In spite of considerable behind-the-scenes arm-twisting, only Westminster, Wandsworth and Kensington and Chelsea have agreed to test out the scheme allowing parents of four-year-olds to redeem vouchers worth pounds 1,100 at the nursery of their choice. Although Mr Squire said he hoped to add to the list, the announcement was a far cry from the longer and regionally spread list originally envisaged, Peter Kilfoyle, a Labour education spokesman, emphasised.

James Pawsey, Tory MP for Rugby and Kenilworth, then had Labour MPs beckoning him across the floor as he urged Gillian Shephard, Secretary of State for Education and Employment, to badger the Cabinet to properly fund teachers' pay. "The Government's education reforms have done much to improve the quality and standards of state education. Would she, however, agree that an increase in class sizes may in fact put those reforms in jeopardy?" he asked. Mr Pawsey was "an inspiration and a support as always" at a time of "vigorous" debate at this point in the year, Mrs Shephard replied.

That was the extent to which Conservatives were prepared to stick their head above the parapet, however, as speaker after speaker agreed with Mrs Shephard that class size was not everything.

David Blunkett, Labour's education spokesman, was waiting to take aim at Michael Heseltine, the Deputy Prime Minister, sitting close by. "Would the Secretary of State agree with me that when the Deputy Prime Minister last week said that it was necessary to allow 60,000 children to escape, as he put it, from the inadequacy of inner-city education, he was giving the biggest indictment possible of 16 years of Conservative government.
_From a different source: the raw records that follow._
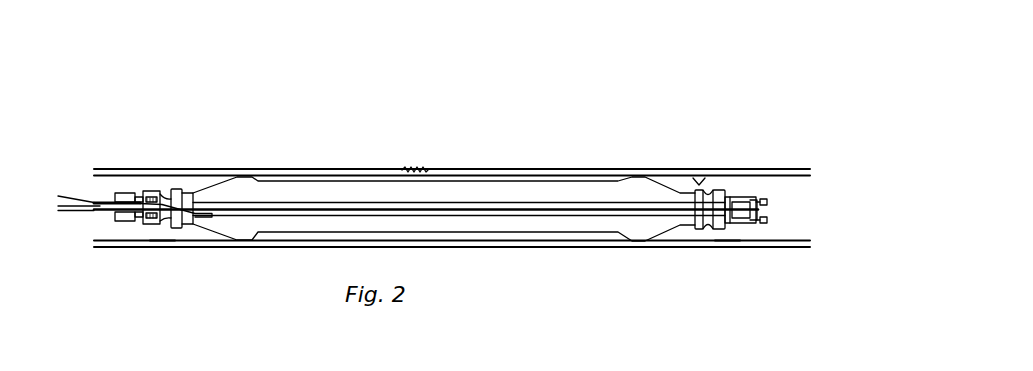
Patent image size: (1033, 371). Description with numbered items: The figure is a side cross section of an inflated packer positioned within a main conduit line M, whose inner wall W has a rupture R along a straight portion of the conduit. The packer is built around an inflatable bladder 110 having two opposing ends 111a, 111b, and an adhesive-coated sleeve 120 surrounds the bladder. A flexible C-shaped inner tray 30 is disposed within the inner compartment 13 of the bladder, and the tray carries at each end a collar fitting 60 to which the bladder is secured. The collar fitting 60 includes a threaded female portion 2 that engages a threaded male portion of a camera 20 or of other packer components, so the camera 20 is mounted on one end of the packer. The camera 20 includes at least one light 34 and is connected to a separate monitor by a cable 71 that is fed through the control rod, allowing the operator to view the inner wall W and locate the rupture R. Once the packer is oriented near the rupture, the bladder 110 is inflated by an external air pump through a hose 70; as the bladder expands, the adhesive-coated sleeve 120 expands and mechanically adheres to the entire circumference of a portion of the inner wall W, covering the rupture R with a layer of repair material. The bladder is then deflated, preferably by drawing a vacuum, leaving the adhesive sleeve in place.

The threaded female portion 2 is at (150, 192).
The inner compartment 13 is at (343, 192).
The camera 20 is at (742, 204).
The inner tray 30 is at (498, 218).
The light 34 is at (768, 202).
The collar fitting 60 is at (174, 189).
The hose 70 is at (90, 207).
The cable 71 is at (78, 200).
The inflatable bladder 110 is at (650, 177).
The bladder end 111a is at (157, 252).
The bladder end 111b is at (727, 258).
The adhesive-coated sleeve 120 is at (292, 180).
The main conduit line M is at (532, 168).
The rupture R is at (415, 170).
The inner wall W is at (699, 184).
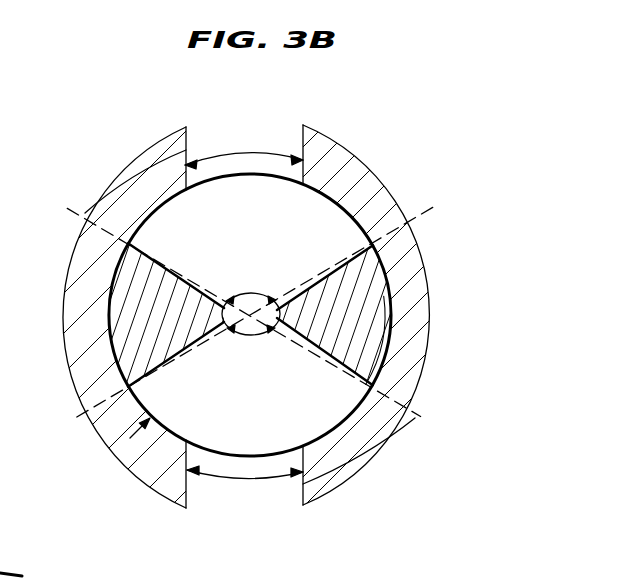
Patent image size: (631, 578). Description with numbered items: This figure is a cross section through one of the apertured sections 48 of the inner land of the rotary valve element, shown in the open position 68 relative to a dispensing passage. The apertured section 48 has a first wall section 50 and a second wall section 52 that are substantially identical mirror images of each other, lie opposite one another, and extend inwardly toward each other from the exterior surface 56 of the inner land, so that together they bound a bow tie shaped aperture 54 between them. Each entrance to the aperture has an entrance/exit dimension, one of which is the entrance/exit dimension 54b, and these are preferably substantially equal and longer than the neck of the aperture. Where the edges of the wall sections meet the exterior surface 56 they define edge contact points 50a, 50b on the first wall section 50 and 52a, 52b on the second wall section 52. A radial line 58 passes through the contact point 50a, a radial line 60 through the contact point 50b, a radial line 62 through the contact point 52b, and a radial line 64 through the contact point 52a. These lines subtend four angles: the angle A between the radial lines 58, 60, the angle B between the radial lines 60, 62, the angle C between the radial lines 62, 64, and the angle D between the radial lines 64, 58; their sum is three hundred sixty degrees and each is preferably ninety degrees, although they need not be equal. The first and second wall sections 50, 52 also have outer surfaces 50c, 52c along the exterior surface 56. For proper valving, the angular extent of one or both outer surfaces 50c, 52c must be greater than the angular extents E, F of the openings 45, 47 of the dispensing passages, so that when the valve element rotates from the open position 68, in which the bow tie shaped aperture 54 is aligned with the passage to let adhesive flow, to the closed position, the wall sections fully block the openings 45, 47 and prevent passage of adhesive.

The opening 45 is at (258, 138).
The opening 47 is at (266, 490).
The apertured section 48 is at (130, 450).
The first wall section 50 is at (380, 300).
The edge contact point 50a is at (376, 236).
The edge contact point 50b is at (372, 388).
The outer surface 50c is at (393, 333).
The second wall section 52 is at (120, 340).
The edge contact point 52a is at (125, 241).
The edge contact point 52b is at (127, 387).
The outer surface 52c is at (110, 302).
The bow tie shaped aperture 54 is at (207, 243).
The entrance/exit dimension 54b is at (0, 13).
The exterior surface 56 is at (342, 235).
The radial line 58 is at (329, 305).
The radial line 60 is at (285, 465).
The radial line 62 is at (115, 423).
The radial line 64 is at (150, 224).
The open position 68 is at (205, 145).
The angle A is at (277, 295).
The angle B is at (253, 335).
The angle C is at (231, 334).
The angle D is at (233, 296).
The angular extent E is at (220, 152).
The angular extent F is at (250, 479).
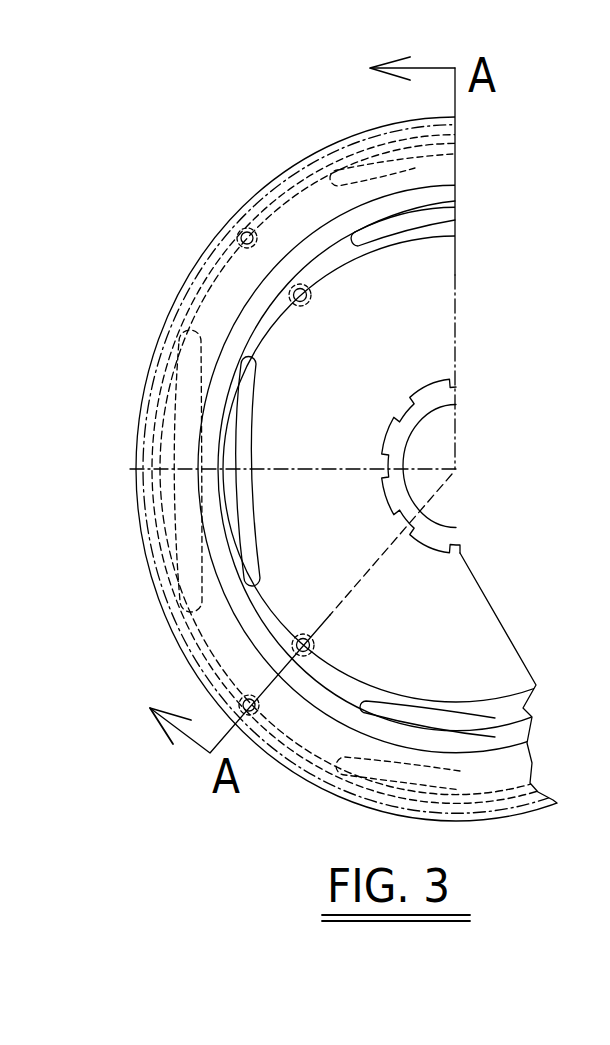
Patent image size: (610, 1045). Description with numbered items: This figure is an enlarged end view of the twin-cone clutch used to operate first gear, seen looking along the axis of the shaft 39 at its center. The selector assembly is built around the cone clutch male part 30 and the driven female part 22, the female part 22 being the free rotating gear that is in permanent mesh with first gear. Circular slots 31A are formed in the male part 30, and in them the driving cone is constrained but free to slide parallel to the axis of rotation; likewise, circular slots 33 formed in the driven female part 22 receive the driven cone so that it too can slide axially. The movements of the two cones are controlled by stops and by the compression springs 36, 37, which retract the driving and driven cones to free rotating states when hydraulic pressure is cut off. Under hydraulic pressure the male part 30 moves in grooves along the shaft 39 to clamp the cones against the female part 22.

The female part 22 is at (140, 407).
The male part 30 is at (245, 299).
The circular slots 31A is at (236, 562).
The circular slots 33 is at (173, 528).
The compression spring 36 is at (306, 300).
The compression spring 37 is at (245, 230).
The shaft 39 is at (388, 507).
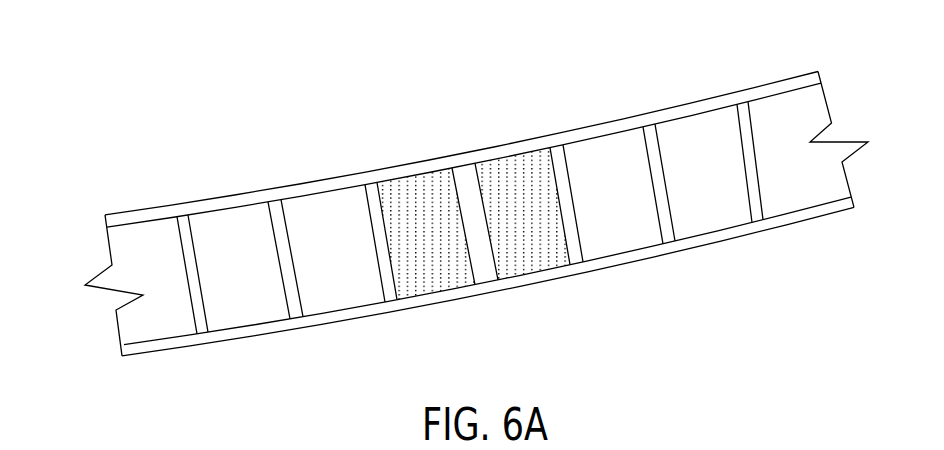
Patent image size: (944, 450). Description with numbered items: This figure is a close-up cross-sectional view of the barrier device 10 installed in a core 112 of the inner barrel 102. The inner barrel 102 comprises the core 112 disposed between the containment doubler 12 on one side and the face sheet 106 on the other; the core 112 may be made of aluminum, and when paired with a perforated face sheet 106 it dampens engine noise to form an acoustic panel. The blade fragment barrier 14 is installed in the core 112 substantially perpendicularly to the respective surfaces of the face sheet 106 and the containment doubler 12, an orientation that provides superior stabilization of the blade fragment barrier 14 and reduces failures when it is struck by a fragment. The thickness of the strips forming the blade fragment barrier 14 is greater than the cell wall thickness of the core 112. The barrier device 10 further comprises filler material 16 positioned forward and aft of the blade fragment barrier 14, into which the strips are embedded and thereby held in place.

The inner barrel 102 is at (128, 62).
The barrier device 10 is at (460, 115).
The containment doubler 12 is at (145, 210).
The face sheet 106 is at (172, 348).
The blade fragment barrier 14 is at (490, 282).
The filler material 16 is at (441, 250).
The core 112 is at (843, 133).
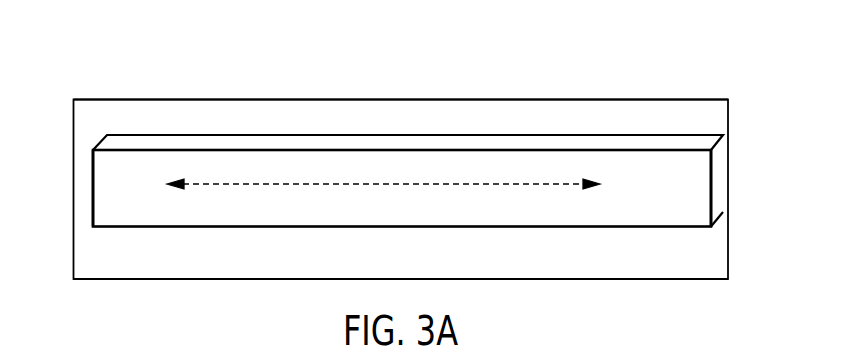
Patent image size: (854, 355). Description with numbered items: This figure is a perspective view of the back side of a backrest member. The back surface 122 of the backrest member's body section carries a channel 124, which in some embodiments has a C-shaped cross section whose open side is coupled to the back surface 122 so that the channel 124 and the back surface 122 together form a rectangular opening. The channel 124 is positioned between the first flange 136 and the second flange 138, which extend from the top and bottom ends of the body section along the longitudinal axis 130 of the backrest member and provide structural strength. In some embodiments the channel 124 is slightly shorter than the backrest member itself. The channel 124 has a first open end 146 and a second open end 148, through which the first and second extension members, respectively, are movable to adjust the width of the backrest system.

The back surface 122 is at (578, 110).
The channel 124 is at (355, 134).
The longitudinal axis 130 is at (310, 184).
The first flange 136 is at (455, 99).
The second flange 138 is at (508, 279).
The first open end 146 is at (711, 180).
The second open end 148 is at (93, 186).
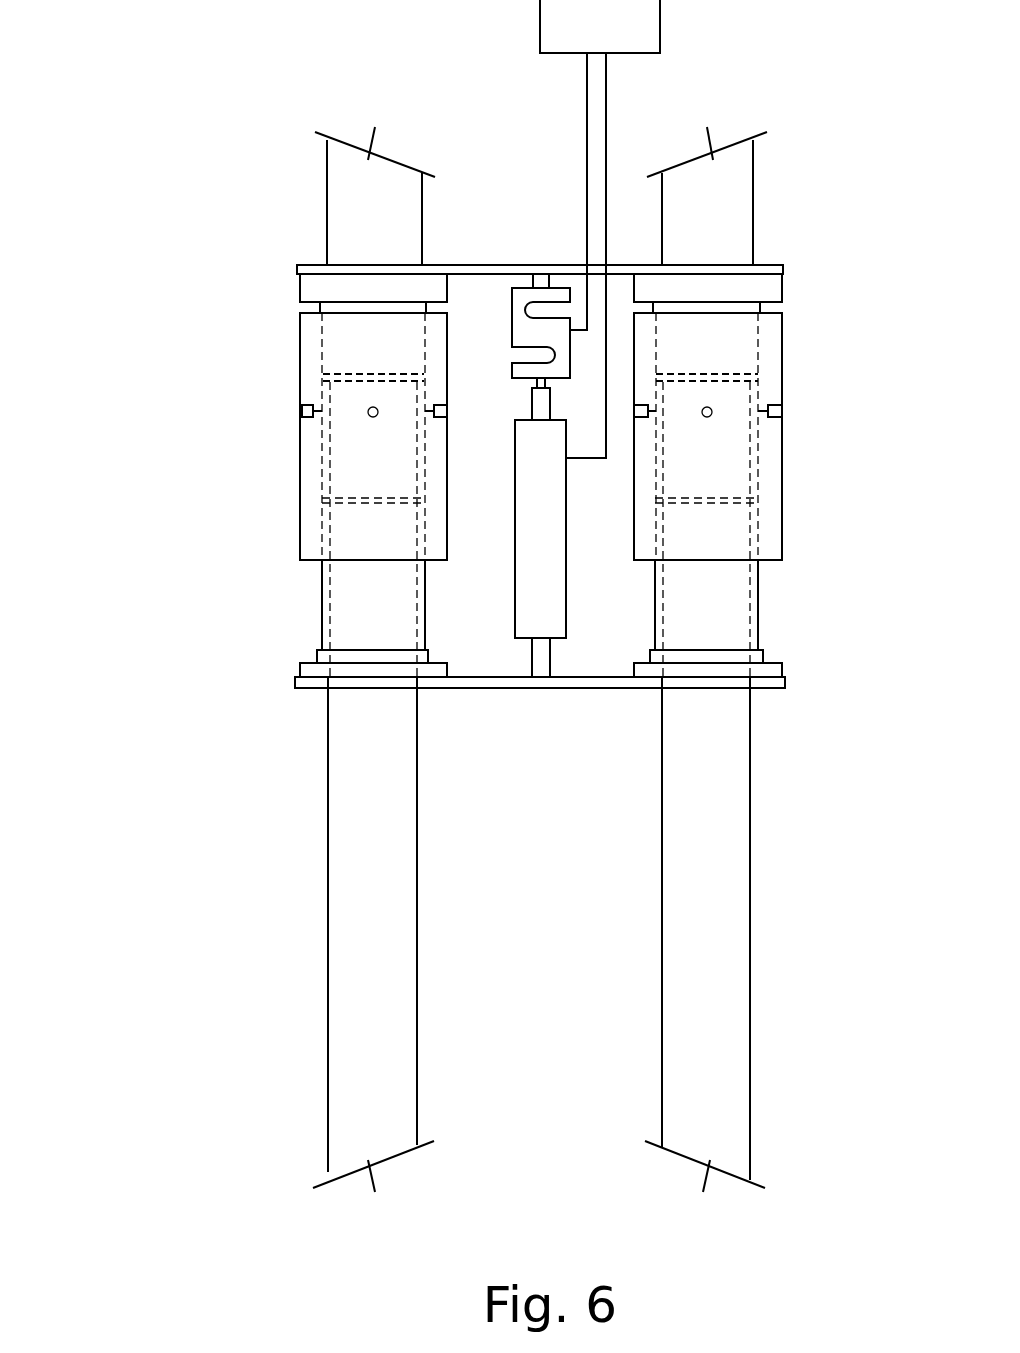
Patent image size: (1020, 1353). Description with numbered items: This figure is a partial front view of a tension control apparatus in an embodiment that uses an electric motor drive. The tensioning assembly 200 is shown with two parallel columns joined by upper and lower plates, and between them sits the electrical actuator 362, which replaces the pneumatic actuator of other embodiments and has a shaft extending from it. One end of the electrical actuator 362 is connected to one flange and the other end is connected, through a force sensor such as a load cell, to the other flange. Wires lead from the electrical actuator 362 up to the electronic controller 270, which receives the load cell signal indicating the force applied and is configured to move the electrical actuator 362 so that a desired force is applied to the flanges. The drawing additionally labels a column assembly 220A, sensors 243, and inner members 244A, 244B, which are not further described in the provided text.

The electronic controller 270 is at (600, 229).
The tensioning assembly 200 is at (814, 327).
The first actuator 220A is at (183, 515).
The position sensor 243 is at (303, 420).
The first piston rod 244A is at (350, 384).
The second piston rod 244B is at (730, 387).
The electrical actuator 362 is at (516, 538).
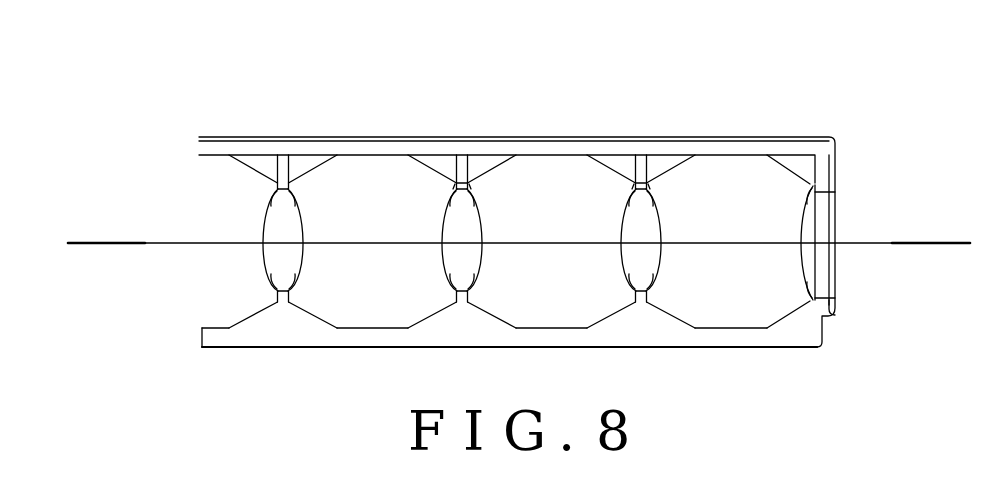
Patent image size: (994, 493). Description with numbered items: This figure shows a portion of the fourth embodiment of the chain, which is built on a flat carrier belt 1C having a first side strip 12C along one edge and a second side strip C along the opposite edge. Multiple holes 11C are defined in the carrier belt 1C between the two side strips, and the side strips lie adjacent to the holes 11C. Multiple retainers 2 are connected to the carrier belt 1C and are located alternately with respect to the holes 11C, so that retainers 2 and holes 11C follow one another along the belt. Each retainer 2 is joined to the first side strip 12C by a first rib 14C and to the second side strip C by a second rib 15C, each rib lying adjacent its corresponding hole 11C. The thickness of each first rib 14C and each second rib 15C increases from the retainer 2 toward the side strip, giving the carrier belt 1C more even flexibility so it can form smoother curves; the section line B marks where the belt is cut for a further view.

The retainer 2 is at (288, 221).
The flat carrier belt 1C is at (775, 57).
The hole 11C is at (563, 185).
The first side strip 12C is at (732, 150).
The first rib 14C is at (477, 167).
The second rib 15C is at (485, 315).
The bottom wall C is at (553, 337).
The section line B- B is at (118, 275).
If there's pounds 220m available, it should go in lowering class sizes for one and a half million children in infant school or 7 million children in our state system and not simply allowing 60,000 to escape from Tory incompetence."

Mrs Shephard retorted that members opposite had consistently opposed everything the Government had tried to do to raise standards. "That is well known and well documented and so is their principal motivation of class envy ... the party opposite is the enemy of aspiration."

Later, at Prime Minister's Questions, John Major took his first opportunity to take a dig at Labour defector Alan Howarth, who yesterday sat next to Greville Janner, the MP for Leicester West who with foresight once urged Mr Howarth to cross the floor during a debate on economic and social policy.

Bob Dunn, the Conservative MP for Dartford, had urged Mr Major to compare Conservative policies of "maximising parental choice" with Labour's plans to "destroy CTCs, destroy grammar schools, destroy the assisted places scheme and destroy the grant-maintained schools in the interests of equality, justice and social engineering".

Mr Major replied: "What we seek is excellence in education and choice in education for all parents ... I regret very much that the Opposition oppose the assisted places scheme - except perhaps for the honourable gentleman for Stratford-upon-Avon."

But there was a strong prime ministerial backing for Michael Portillo, Secretary of State for Defence, after last week's anti-European speech.

Replying to Menzies Campbell, Liberal Democrat foreign affairs and defence spokesman, Mr Major insisted: "Michael Portillo was expressing the fears of many people, not just in the United Kingdom but right across Europe about the more ambitious, federalist plans for the future of the European Union.

"If you are saying it is the policy of your party that the British armed forces should be commanded by qualified majority vote elsewhere, then say so."